National "let your dog bite a cyclist" day here in the UK

So, few hours to spare of a foggy Sunday morning, go out for a pootle on the old mountain bike. It's cold; 2 degrees C here in the UK passes for proper cold. There's loads of mud, thanks to loads of rain recently. Indeed it is really slippy out there. Going up Reigate Hill the walkers coming down seemed to be making a right fist of things, slipping all over the place. Luckily I'm on a vehicle designed for this sort of stuff, and make it look easy.

Oh my, what's happened up here then? Normal status quo seems to have gone. No cyclists, no walkers, no families out for a constitutional. Instead we have endless dog walkers, many exhibiting that trait they have. The one where you ride up past a stinking, steaming dog egg, then the dog, then a strange person who is pretending that the animal does not belong to them. Between the Urban Kitchen and the Ingliss memorial, about 2km, I must have passed thirty dogs. Two of which, in separate incidents, saw fit to give chase, nipping at my right foot. What is it with dog owners? They must be the most irresponsible idiots going.

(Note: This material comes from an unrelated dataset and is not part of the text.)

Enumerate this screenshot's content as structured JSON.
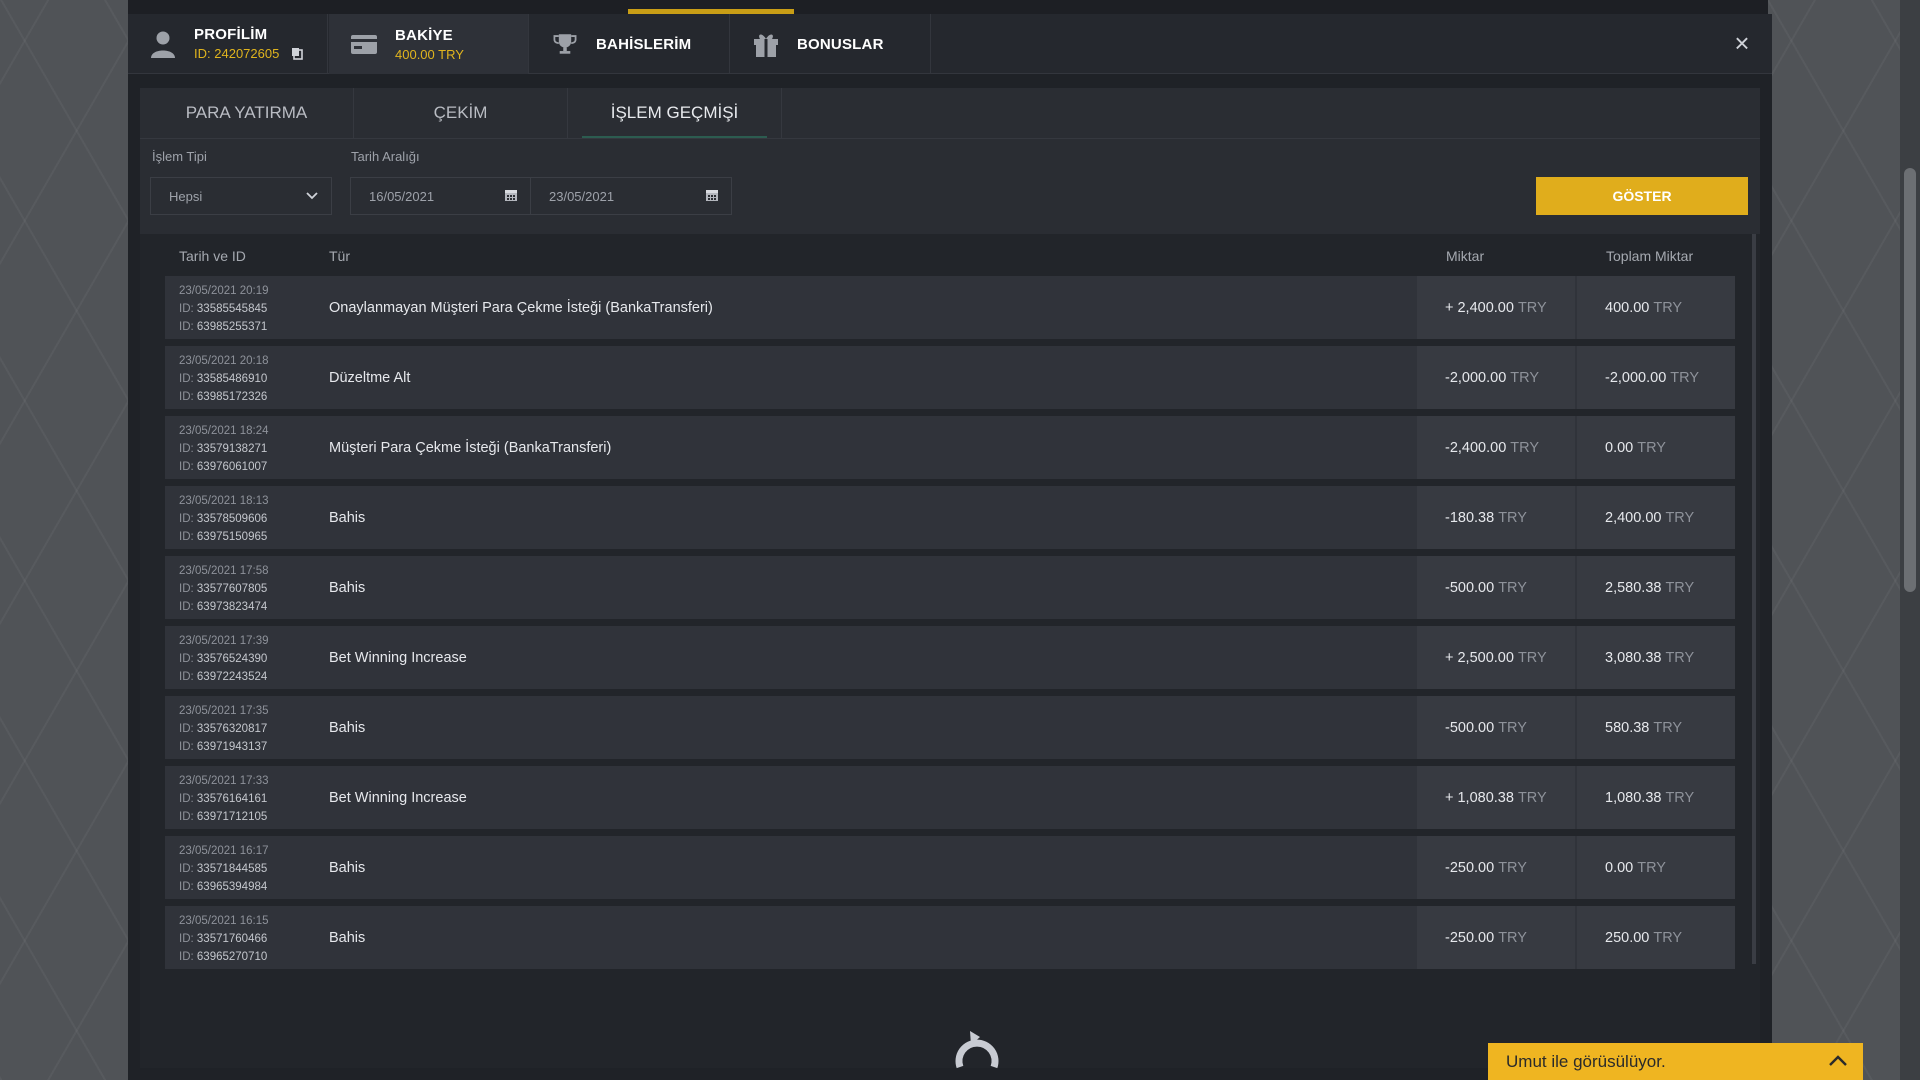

Anyway, the ride. Muddy, foggy and wet. Did about 20 miles all told, and my bike only played up three times. Those darned gears! My rear mech is all twisted, yet I've just lashed out £300 on the bike; a six year old PACE. Feel somehow that I've spent more than enough on the old dog, especially as the forks need a service. By the time I'm finished doing basic maintenance on it, I could have instead walked into a bike shop and bought a nice, new machine. One with modern geometry, bigger wheels, and better everything. Silly me.

I'm getting to be strangely ambivalent towards mountain biking, partially connected with on-going maintenance costs. There's always something that needs doing, something that needs replacing or repairing. It's a bit of a bore. I enjoy the riding as much as ever, just feel that spending the week ordering and fitting new parts isn't the best use of my time. I seem to have spent the last month replacing the transmission on two bikes, ordering bits for my Fat bike build, having wheel bearings replaced, or cleaning and greasing bits. Some of the bits, annoyingly, I had a bike shop do as I was time constrained. That's money down the drain for me.

Ah well, the ride was a good one and I enjoyed the slip, slop nature of it. There never seemed to be much grip out there, tyres all over the place. Oddly my bike didn't collect too much crap and both it and myself were relatively clean by ride end. Saying this I do have four mudguards fitted. Other rides out and about sans guards were covered in slop. One poor guy was covered head to foot, and looked as though he'd given up and had resorted to a road ride home. Needless to say by ride end the slippery nature of the ground was forgotten about, and Reigate Hill was dispatched with the usual speed. You just have to adopt a slightly different ride technique is all; let the bike go where it wants or predict a skid. Then use the planned skid to dictate line choice.

Really good fun! I'm still ambivalent though.